During my summer vacation in 2023, I visited to UNLV(University of Nevada, Las Vegas) in the United States to work on an Engineering project. Particularly, I engaged in a Big-data processing project, coupled with a Machine Learning method. This is because I felt the need for Parallel Processing methods like MapReduce when I conducted Social media analysis with streaming data.

Scalable Data Processing with MapReduce

We used this data from Kaggle, it was composed of user factors and their final states whether a user was at risk of defaulting on a bank loan.

  • It was literally “Big-data”, becasue it contains 252,000 rows!!
  • Must to use a Parallel Processing method called “MapReduce”

BUT !! In this project, Data was not a matter,
it was chosen for its SIZE to practice applying MapReduce!!

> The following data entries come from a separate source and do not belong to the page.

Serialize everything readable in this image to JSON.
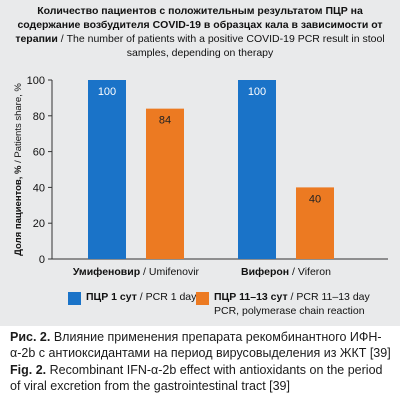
{
  "chart_data": {
    "type": "bar",
    "title": {
      "ru": "Количество пациентов с положительным результатом ПЦР на содержание возбудителя COVID-19 в образцах кала в зависимости от терапии",
      "en": "The number of patients with a positive COVID-19 PCR result in stool samples, depending on therapy"
    },
    "ylabel": {
      "ru": "Доля пациентов, %",
      "en": "Patients share, %"
    },
    "ylim": [
      0,
      100
    ],
    "yticks": [
      "0",
      "20",
      "40",
      "60",
      "80",
      "100"
    ],
    "categories": [
      {
        "ru": "Умифеновир",
        "en": "Umifenovir"
      },
      {
        "ru": "Виферон",
        "en": "Viferon"
      }
    ],
    "series": [
      {
        "name": {
          "ru": "ПЦР 1 сут",
          "en": "PCR 1 day"
        },
        "color": "#1a73c8",
        "values": [
          100,
          100
        ],
        "labels": [
          "100",
          "100"
        ]
      },
      {
        "name": {
          "ru": "ПЦР 11–13 сут",
          "en": "PCR 11–13 day"
        },
        "color": "#ec7a22",
        "values": [
          84,
          40
        ],
        "labels": [
          "84",
          "40"
        ]
      }
    ],
    "legend_note": "PCR, polymerase chain reaction",
    "grid": false,
    "legend_position": "bottom"
  },
  "caption": {
    "ru_label": "Рис. 2.",
    "ru_text": "Влияние применения препарата рекомбинантного ИФН-α-2b с антиоксидантами на период вирусовыделения из ЖКТ [39]",
    "en_label": "Fig. 2.",
    "en_text": "Recombinant IFN-α-2b effect with antioxidants on the period of viral excretion from the gastrointestinal tract [39]"
  }
}
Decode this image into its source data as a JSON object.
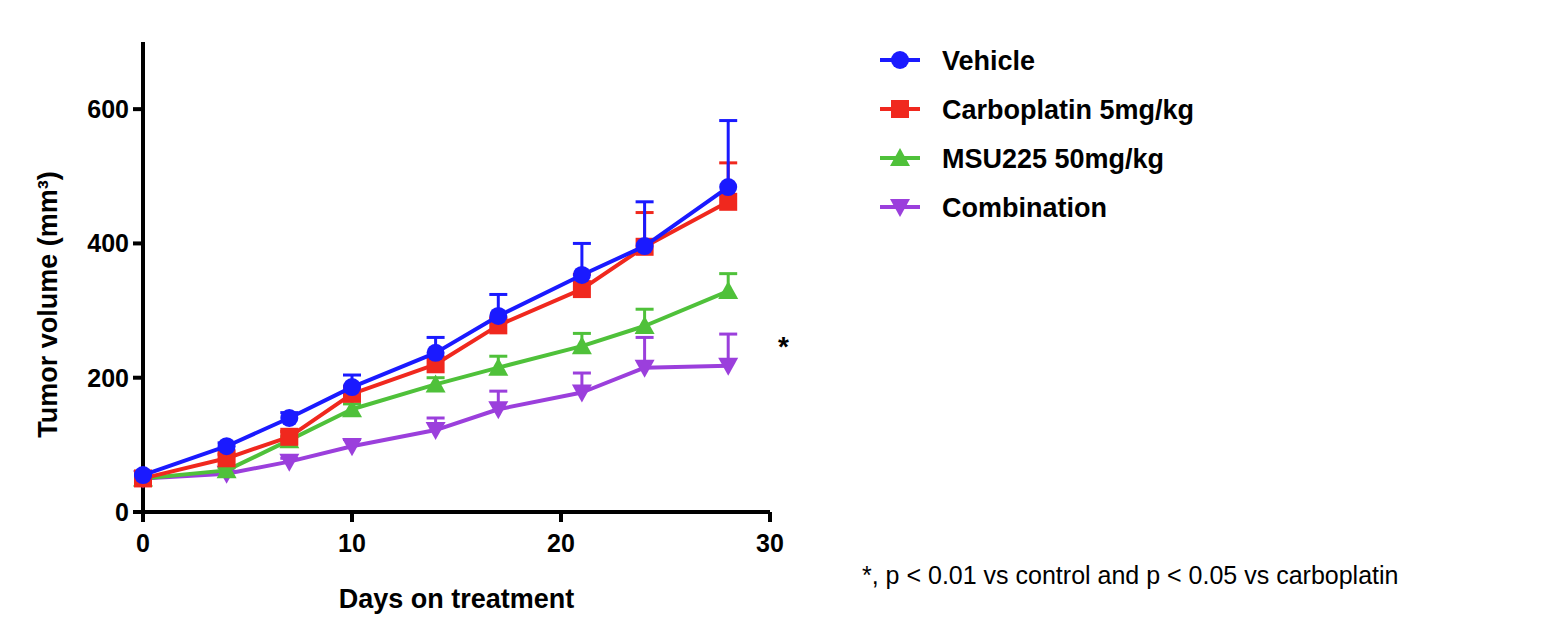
{
  "chart_data": {
    "type": "line",
    "x_label": "Days on treatment",
    "y_label": "Tumor volume (mm³)",
    "x": [
      0,
      4,
      7,
      10,
      14,
      17,
      21,
      24,
      28
    ],
    "xlim": [
      0,
      30
    ],
    "xticks": [
      0,
      10,
      20,
      30
    ],
    "ylim": [
      0,
      700
    ],
    "yticks": [
      0,
      200,
      400,
      600
    ],
    "legend": "right",
    "series": [
      {
        "name": "Vehicle",
        "color": "#1a1aff",
        "marker": "circle",
        "values": [
          55,
          98,
          140,
          186,
          237,
          292,
          353,
          396,
          484
        ],
        "errors": [
          0,
          5,
          8,
          18,
          23,
          32,
          47,
          66,
          99
        ]
      },
      {
        "name": "Carboplatin 5mg/kg",
        "color": "#f0281e",
        "marker": "square",
        "values": [
          50,
          80,
          112,
          176,
          220,
          278,
          332,
          395,
          462
        ],
        "errors": [
          0,
          6,
          8,
          8,
          10,
          10,
          22,
          51,
          58
        ]
      },
      {
        "name": "MSU225 50mg/kg",
        "color": "#4fc13a",
        "marker": "triangle-up",
        "values": [
          50,
          62,
          107,
          153,
          190,
          215,
          247,
          277,
          329
        ],
        "errors": [
          0,
          4,
          5,
          8,
          10,
          17,
          19,
          25,
          26
        ]
      },
      {
        "name": "Combination",
        "color": "#9b3fdc",
        "marker": "triangle-down",
        "values": [
          50,
          57,
          75,
          98,
          122,
          153,
          178,
          215,
          218
        ],
        "errors": [
          0,
          3,
          5,
          10,
          18,
          27,
          29,
          45,
          47
        ]
      }
    ],
    "annotations": [
      "*",
      "*, p < 0.01 vs control and p < 0.05 vs carboplatin"
    ]
  }
}
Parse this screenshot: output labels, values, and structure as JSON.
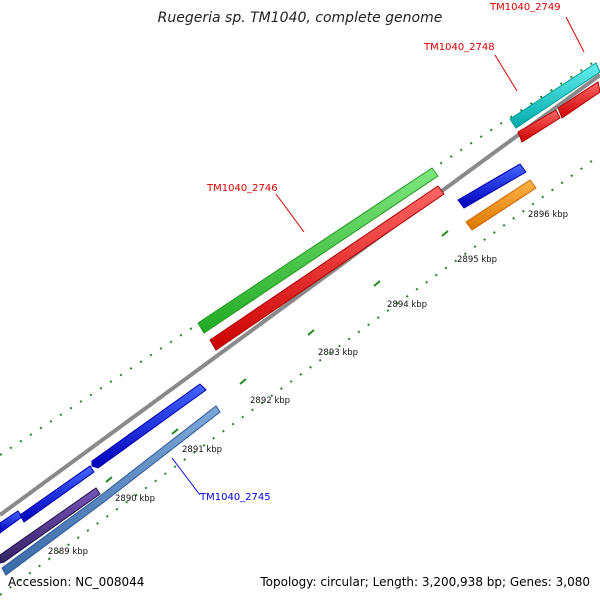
{
  "title": "Ruegeria sp. TM1040, complete genome",
  "footer": {
    "accession": "Accession: NC_008044",
    "summary": "Topology: circular; Length: 3,200,938 bp; Genes: 3,080"
  },
  "scale_labels": [
    "2889 kbp",
    "2890 kbp",
    "2891 kbp",
    "2892 kbp",
    "2893 kbp",
    "2894 kbp",
    "2895 kbp",
    "2896 kbp"
  ],
  "gene_labels": [
    {
      "text": "TM1040_2749",
      "color": "#dd0000"
    },
    {
      "text": "TM1040_2748",
      "color": "#dd0000"
    },
    {
      "text": "TM1040_2746",
      "color": "#dd0000"
    },
    {
      "text": "TM1040_2745",
      "color": "#0000dd"
    }
  ],
  "colors": {
    "backbone": "#8a8a8a",
    "cds": "#ff0000",
    "forward_gene": "#0000ff",
    "reverse_gene": "#4a7ec0",
    "highlight_green": "#33cc33",
    "highlight_cyan": "#00cccc",
    "highlight_orange": "#ff8800",
    "rna": "#553399",
    "tick": "#228822"
  }
}
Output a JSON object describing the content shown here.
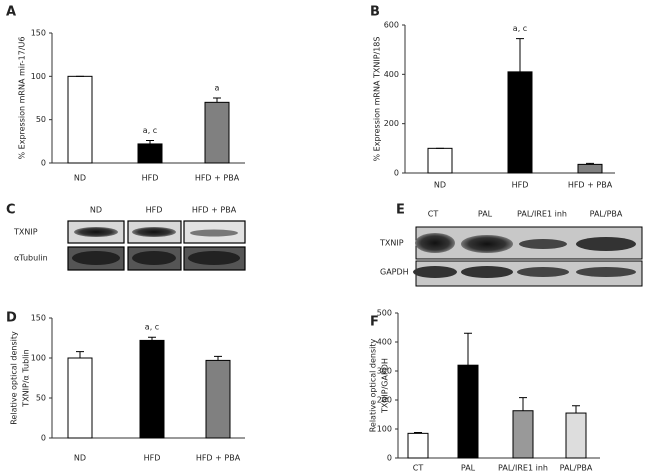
{
  "chart_data": [
    {
      "type": "bar",
      "panel": "A",
      "ylabel": [
        "% Expression mRNA mir-17/U6"
      ],
      "categories": [
        "ND",
        "HFD",
        "HFD + PBA"
      ],
      "values": [
        100,
        22,
        70
      ],
      "errors": [
        0,
        4,
        5
      ],
      "colors": [
        "#ffffff",
        "#000000",
        "#808080"
      ],
      "ylim": [
        0,
        150
      ],
      "yticks": [
        0,
        50,
        100,
        150
      ],
      "annotations": [
        {
          "text": "a, c",
          "x": "HFD"
        },
        {
          "text": "a",
          "x": "HFD + PBA"
        }
      ]
    },
    {
      "type": "bar",
      "panel": "B",
      "ylabel": [
        "% Expression mRNA TXNIP/18S"
      ],
      "categories": [
        "ND",
        "HFD",
        "HFD + PBA"
      ],
      "values": [
        100,
        410,
        35
      ],
      "errors": [
        0,
        135,
        4
      ],
      "colors": [
        "#ffffff",
        "#000000",
        "#808080"
      ],
      "ylim": [
        0,
        600
      ],
      "yticks": [
        0,
        200,
        400,
        600
      ],
      "annotations": [
        {
          "text": "a, c",
          "x": "HFD"
        }
      ]
    },
    {
      "type": "bar",
      "panel": "D",
      "ylabel": [
        "Relative optical density",
        "TXNIP/α Tublin"
      ],
      "categories": [
        "ND",
        "HFD",
        "HFD + PBA"
      ],
      "values": [
        100,
        122,
        97
      ],
      "errors": [
        8,
        4,
        5
      ],
      "colors": [
        "#ffffff",
        "#000000",
        "#808080"
      ],
      "ylim": [
        0,
        150
      ],
      "yticks": [
        0,
        50,
        100,
        150
      ],
      "annotations": [
        {
          "text": "a, c",
          "x": "HFD"
        }
      ]
    },
    {
      "type": "bar",
      "panel": "F",
      "ylabel": [
        "Relative optical density",
        "TXNIP/GAPDH"
      ],
      "categories": [
        "CT",
        "PAL",
        "PAL/IRE1 inh",
        "PAL/PBA"
      ],
      "values": [
        85,
        320,
        163,
        155
      ],
      "errors": [
        3,
        110,
        45,
        25
      ],
      "colors": [
        "#ffffff",
        "#000000",
        "#999999",
        "#dddddd"
      ],
      "ylim": [
        0,
        500
      ],
      "yticks": [
        0,
        100,
        200,
        300,
        400,
        500
      ],
      "annotations": []
    }
  ],
  "blots": [
    {
      "panel": "C",
      "lanes": [
        "ND",
        "HFD",
        "HFD + PBA"
      ],
      "rows": [
        "TXNIP",
        "αTubulin"
      ]
    },
    {
      "panel": "E",
      "lanes": [
        "CT",
        "PAL",
        "PAL/IRE1 inh",
        "PAL/PBA"
      ],
      "rows": [
        "TXNIP",
        "GAPDH"
      ]
    }
  ]
}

Rather than the data itself, we focused on how efficiently we processed big data.
MapReduce is the way to dramatically increase the efficiency of processing large scale datasets through distributed parallelism.

It is composed of “Map” and “Reduce” parts.
First, when it comes to “Map” part, we separated the data and mapped the data that can be paired together. And then we “reduced” the data size by summing the mapped data.
This is how MapReduce works.

We used Linear Regression as a Machine Learning method to predict the loan defaulter. This is why the Ordinary least squares formula was applied to the mapping process. We calclutate the gradients in this process.